We mentioned earlier that the MCH features two separate PCIe x8 controllers (see picture above). As in the Intel reference design, one of the controllers is hardwired to the top PCIe slot, the second controller is routed to the IDT PRECISE 89HA0324PS connector switch. The 0324 part number means that the switch multiplies an 8 lane input into three outputs for a combined 24 lanes connectivity or 12 GBps aggregate switching throughput. That means that the 8 lanes are either going to the upper slot where they are combined with the first PCIe x8 link from the MCH to x16 connectivity, or else they are routed to the second and fourth slot. Keep in mind that in this case, all three slots will vie for the arbitration similar as in an old-fashioned PCI interrupt scenario where only one slot can be active at any time. The result is two connectivity scenarios, namely:
| Top Slot (blue) | 2nd Slot (black) | 3rd Slot (white) | 4th Slot (black) |
| x16 | x0 | x4 | x0 |
| x16* | x8* | x4 | x8* |
Unfortunately, the single-slot spacing makes it extremely difficult to find any current even midrange graphics cards that could populate all four slots, the heatspreaders are simply in the way. Two cards are still manageable, even in adjacent slots, since they will bend enough to fit. With three cards, things get really hairy, we tried two ASUS n7800GTs with one adjacent nVidia QuadroFX 1400 with the result that the heatsink on the lower n7800GT shorted the surface components on the Quadro FX1400's upper face.

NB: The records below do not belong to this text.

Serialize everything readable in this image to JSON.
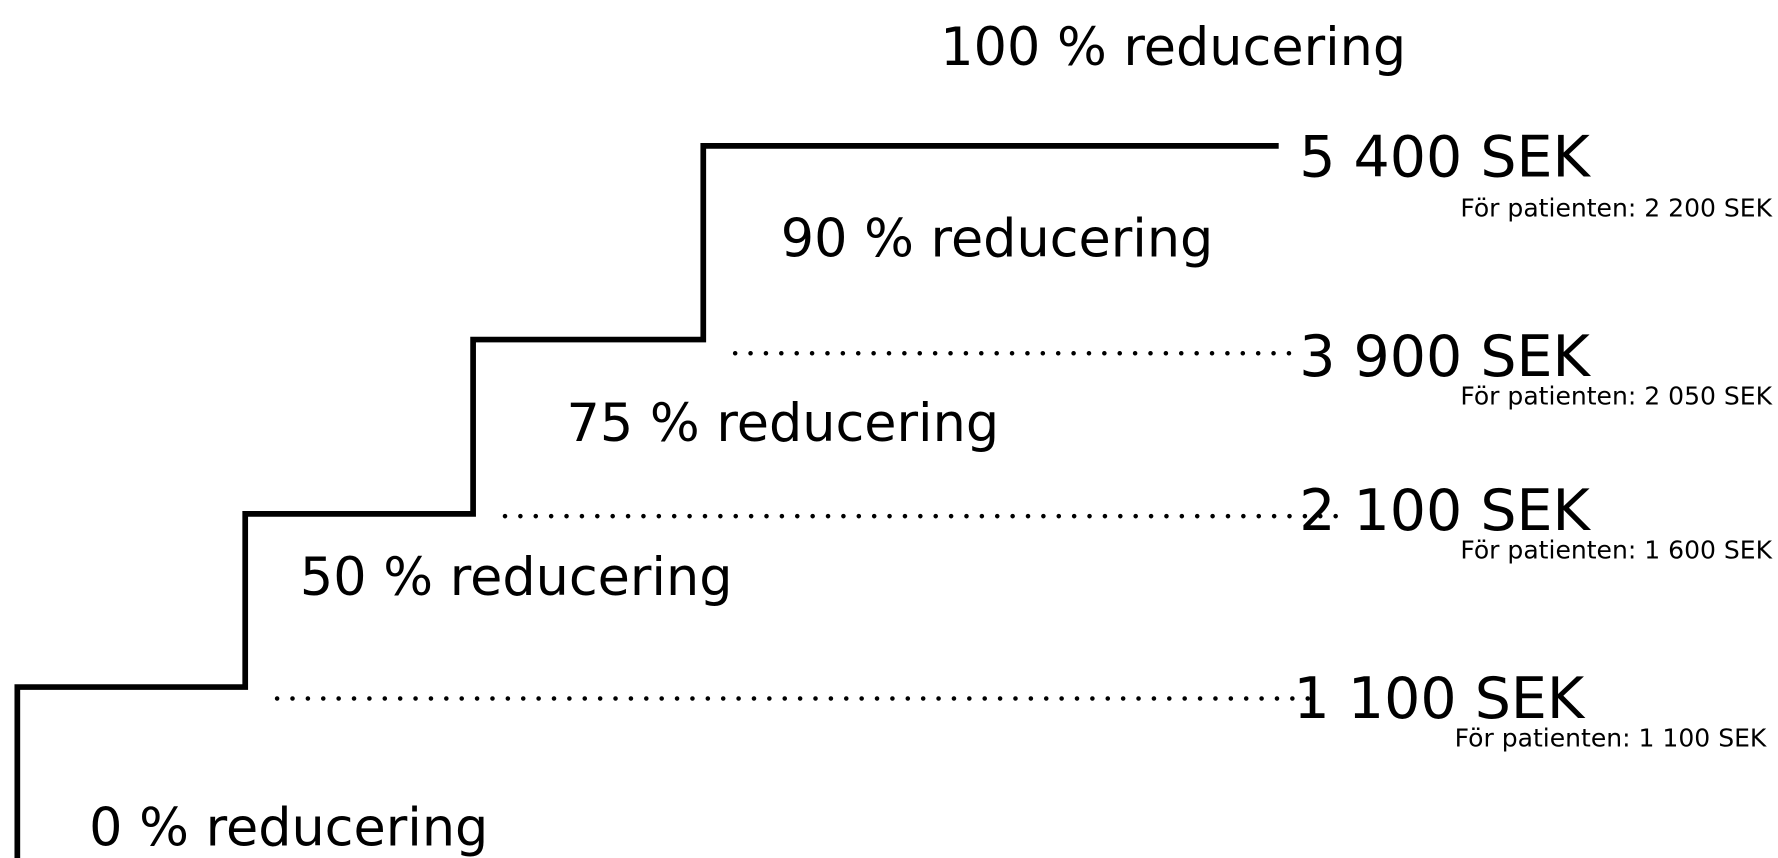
{
  "reductions": [
    "100 % reducering",
    "90 % reducering",
    "75 % reducering",
    "50 % reducering",
    "0 % reducering"
  ],
  "thresholds": [
    {
      "amount": "5 400 SEK",
      "patient": "För patienten: 2 200 SEK"
    },
    {
      "amount": "3 900 SEK",
      "patient": "För patienten: 2 050 SEK"
    },
    {
      "amount": "2 100 SEK",
      "patient": "För patienten: 1 600 SEK"
    },
    {
      "amount": "1 100 SEK",
      "patient": "För patienten: 1 100 SEK"
    }
  ]
}
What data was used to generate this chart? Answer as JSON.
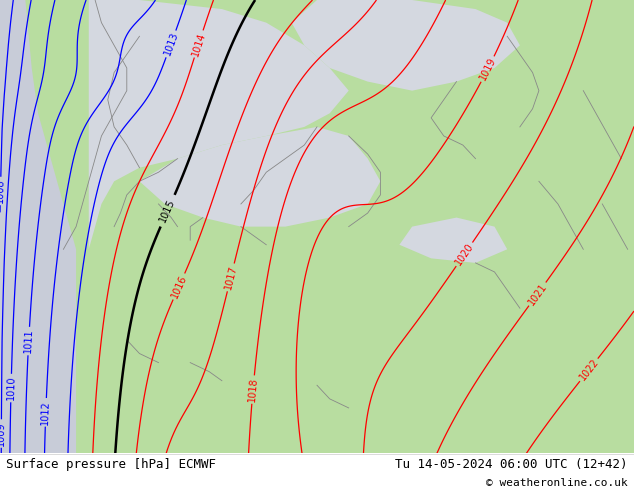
{
  "title_left": "Surface pressure [hPa] ECMWF",
  "title_right": "Tu 14-05-2024 06:00 UTC (12+42)",
  "copyright": "© weatheronline.co.uk",
  "land_color": "#b8dda0",
  "sea_color": "#d4d8e0",
  "ocean_color": "#c8ccd8",
  "contour_red": "#ff0000",
  "contour_blue": "#0000ff",
  "contour_black": "#000000",
  "coastline_color": "#888888",
  "label_fontsize": 7,
  "title_fontsize": 9,
  "copyright_fontsize": 8,
  "figwidth": 6.34,
  "figheight": 4.9,
  "dpi": 100
}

Granted, this is not always going to be an issue but we thought it would be worth mentioning just as a precautionary measure. Also, for the record, we caught the issue before reconnecting the system to power, so no damage was done. One solution is, of course, to use slots 1,2 and 4 only but that may defy the purpose of the board.
Related to the restricted space is the issue of reaching the locking latch. In the case of the lowest slot, once the system was in the case, it was impossible to reach it at all - the quick and dirty solution was to break off the lever altogether (accidentally but unavoidable). Even the locks for slots 2 and 3 are barely reachable with cards mounted and in the least case require removal of the lower cards in order to gain access.